Jovem Direita com cara de Esquerda

Lembro-me da época em que eu começava na militância estudantil, na ala mais radical do PT, que seria logo expulsa do Partido, a Convergência Socialista, em um tempo em que esses valores de trazer o novo, a liberdade de expressão e de ser humano da maneira que quiser (Fernando Holiday, líder do MBL e vereador eleito em São Paulo pelo DEM, é a primeira pessoa abertamente gay a se eleger na Câmara de São Paulo), a vontade de politizar o mundo, e trazer gente que queira de fato militar em política … em um tempo em que ainda existem os sonhos de justiça e honestidade acima de tudo … enfim, seja pelo Brasil, pela elite burguesa ou pelos camponeses e operários de todo mundo … ali ainda existe a chama da esperança para a classe política.

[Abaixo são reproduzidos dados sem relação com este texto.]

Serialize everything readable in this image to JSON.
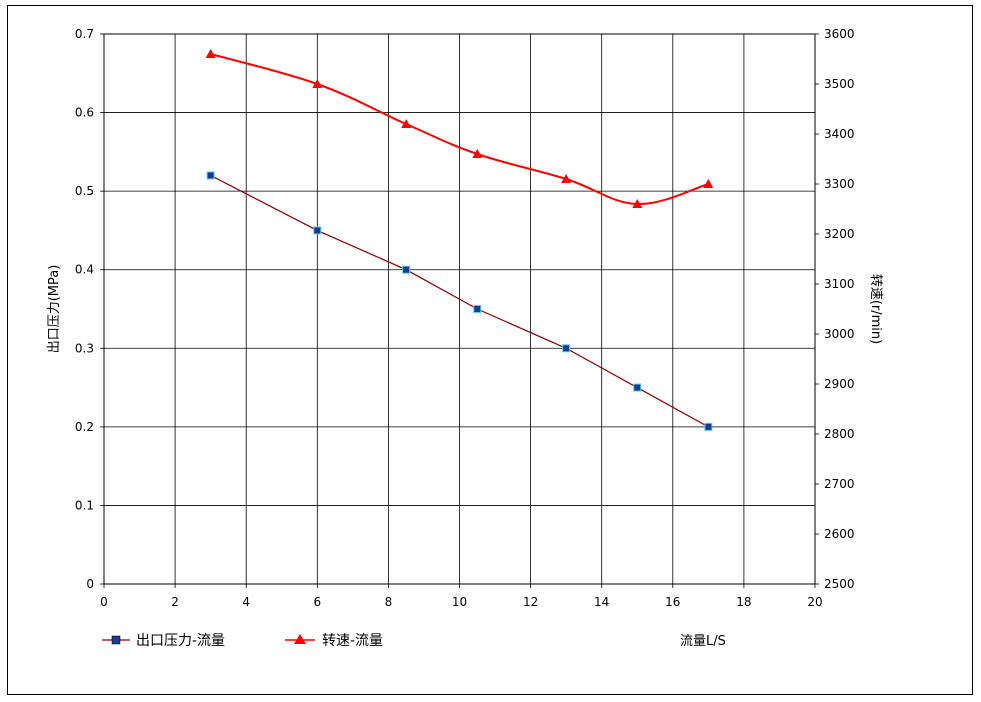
{
  "chart_data": {
    "type": "line",
    "title": "",
    "xlabel": "流量L/S",
    "ylabel_left": "出口压力(MPa)",
    "ylabel_right": "转速(r/min)",
    "xlim": [
      0,
      20
    ],
    "ylim_left": [
      0,
      0.7
    ],
    "ylim_right": [
      2500,
      3600
    ],
    "x_ticks": [
      "0",
      "2",
      "4",
      "6",
      "8",
      "10",
      "12",
      "14",
      "16",
      "18",
      "20"
    ],
    "y_left_ticks": [
      "0",
      "0.1",
      "0.2",
      "0.3",
      "0.4",
      "0.5",
      "0.6",
      "0.7"
    ],
    "y_right_ticks": [
      "2500",
      "2600",
      "2700",
      "2800",
      "2900",
      "3000",
      "3100",
      "3200",
      "3300",
      "3400",
      "3500",
      "3600"
    ],
    "grid": true,
    "legend_position": "bottom-left",
    "series": [
      {
        "name": "出口压力-流量",
        "axis": "left",
        "color": "#8B0000",
        "marker": "square",
        "marker_color": "#1a3a8f",
        "x": [
          3,
          6,
          8.5,
          10.5,
          13,
          15,
          17
        ],
        "y": [
          0.52,
          0.45,
          0.4,
          0.35,
          0.3,
          0.25,
          0.2
        ]
      },
      {
        "name": "转速-流量",
        "axis": "right",
        "color": "#ff0000",
        "marker": "triangle",
        "marker_color": "#ff0000",
        "x": [
          3,
          6,
          8.5,
          10.5,
          13,
          15,
          17
        ],
        "y": [
          3560,
          3500,
          3420,
          3360,
          3310,
          3260,
          3300
        ]
      }
    ]
  }
}
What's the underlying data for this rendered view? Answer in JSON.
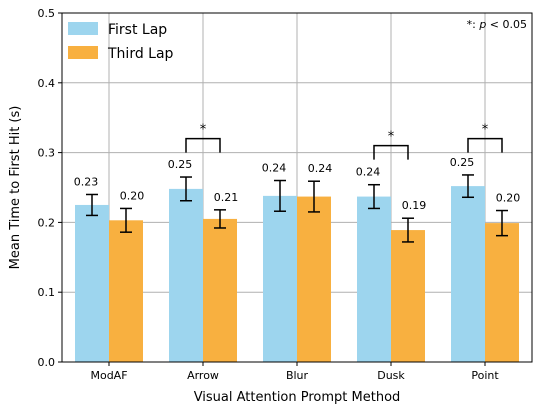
{
  "chart_data": {
    "type": "bar",
    "xlabel": "Visual Attention Prompt Method",
    "ylabel": "Mean Time to First Hit (s)",
    "ylim": [
      0.0,
      0.5
    ],
    "yticks": [
      "0.0",
      "0.1",
      "0.2",
      "0.3",
      "0.4",
      "0.5"
    ],
    "grid": true,
    "legend_position": "top-left",
    "categories": [
      "ModAF",
      "Arrow",
      "Blur",
      "Dusk",
      "Point"
    ],
    "series": [
      {
        "name": "First Lap",
        "color": "#9dd5ee",
        "values": [
          0.225,
          0.248,
          0.238,
          0.237,
          0.252
        ],
        "errors": [
          0.015,
          0.017,
          0.022,
          0.017,
          0.016
        ],
        "labels": [
          "0.23",
          "0.25",
          "0.24",
          "0.24",
          "0.25"
        ]
      },
      {
        "name": "Third Lap",
        "color": "#f8b040",
        "values": [
          0.203,
          0.205,
          0.237,
          0.189,
          0.199
        ],
        "errors": [
          0.017,
          0.013,
          0.022,
          0.017,
          0.018
        ],
        "labels": [
          "0.20",
          "0.21",
          "0.24",
          "0.19",
          "0.20"
        ]
      }
    ],
    "significance": [
      {
        "category": "Arrow",
        "bracket_y": 0.32,
        "label": "*"
      },
      {
        "category": "Dusk",
        "bracket_y": 0.31,
        "label": "*"
      },
      {
        "category": "Point",
        "bracket_y": 0.32,
        "label": "*"
      }
    ],
    "note": {
      "prefix": "*: ",
      "p": "p",
      "suffix": " < 0.05"
    }
  }
}
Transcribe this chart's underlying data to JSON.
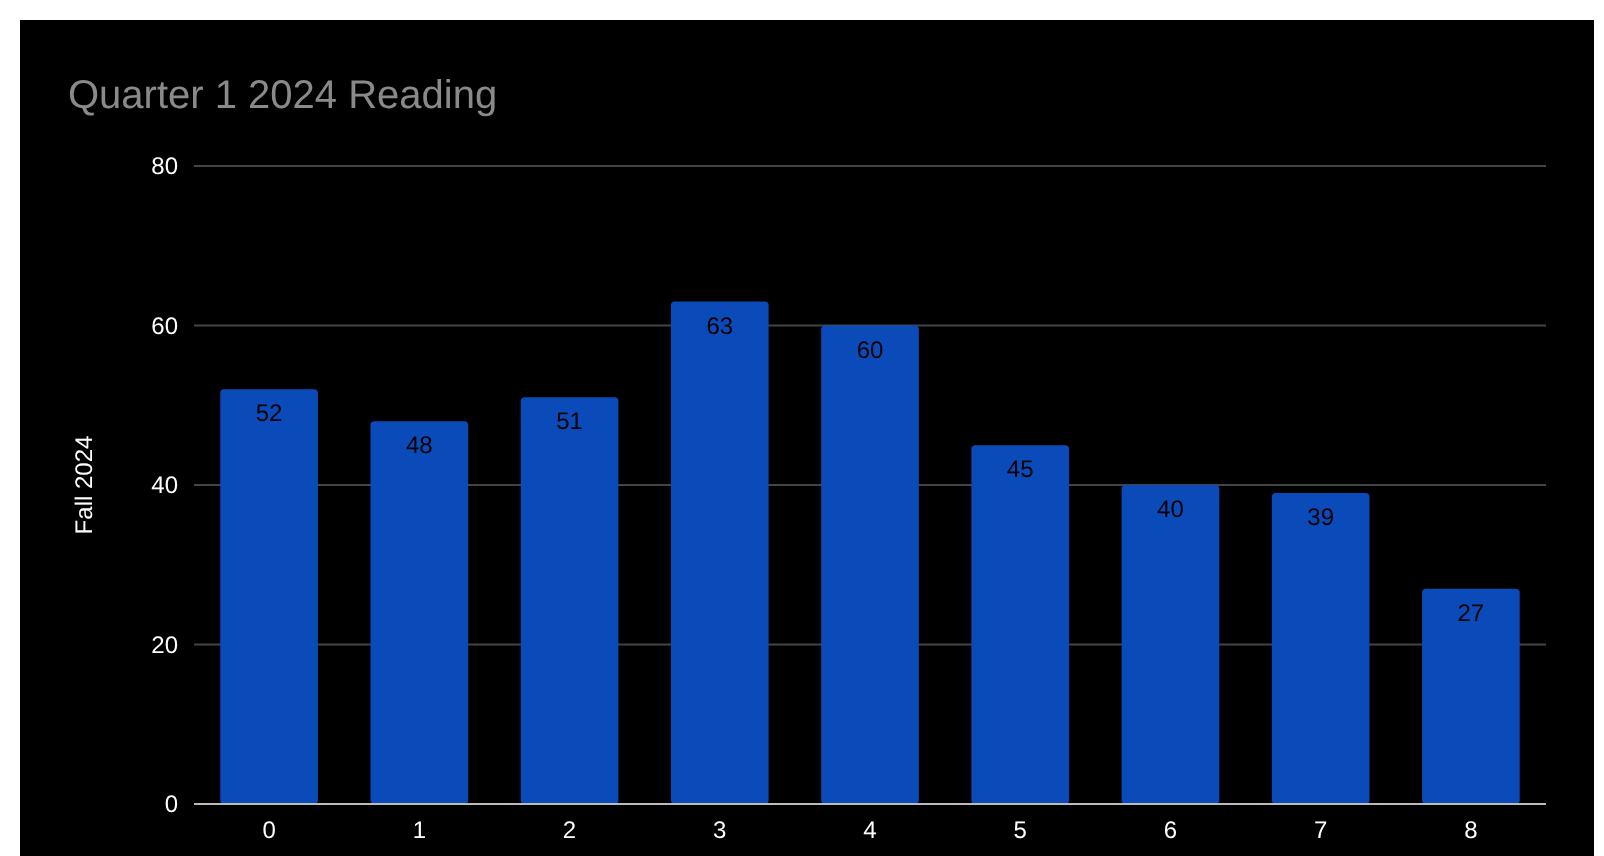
{
  "chart_data": {
    "type": "bar",
    "title": "Quarter 1 2024 Reading",
    "ylabel": "Fall 2024",
    "categories": [
      "0",
      "1",
      "2",
      "3",
      "4",
      "5",
      "6",
      "7",
      "8"
    ],
    "values": [
      52,
      48,
      51,
      63,
      60,
      45,
      40,
      39,
      27
    ],
    "color": "#0b4bb9",
    "ylim": [
      0,
      80
    ],
    "yticks": [
      0,
      20,
      40,
      60,
      80
    ],
    "grid": "y",
    "data_labels": true
  }
}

Ali, ainda existe um mundo político utópico, totalmente diferente do que este que assistimos no Brasil e em todo Planeta hoje em dia.

Contudo, bastarão algumas semanas dentro da Câmara de Vereadores de São Paulo, para este novo vereador ver seus que seus sonhos e de seus eleitores, não cabem no SISTEMA.

Resumindo: que cocô de elefante esse mundo político que criamos.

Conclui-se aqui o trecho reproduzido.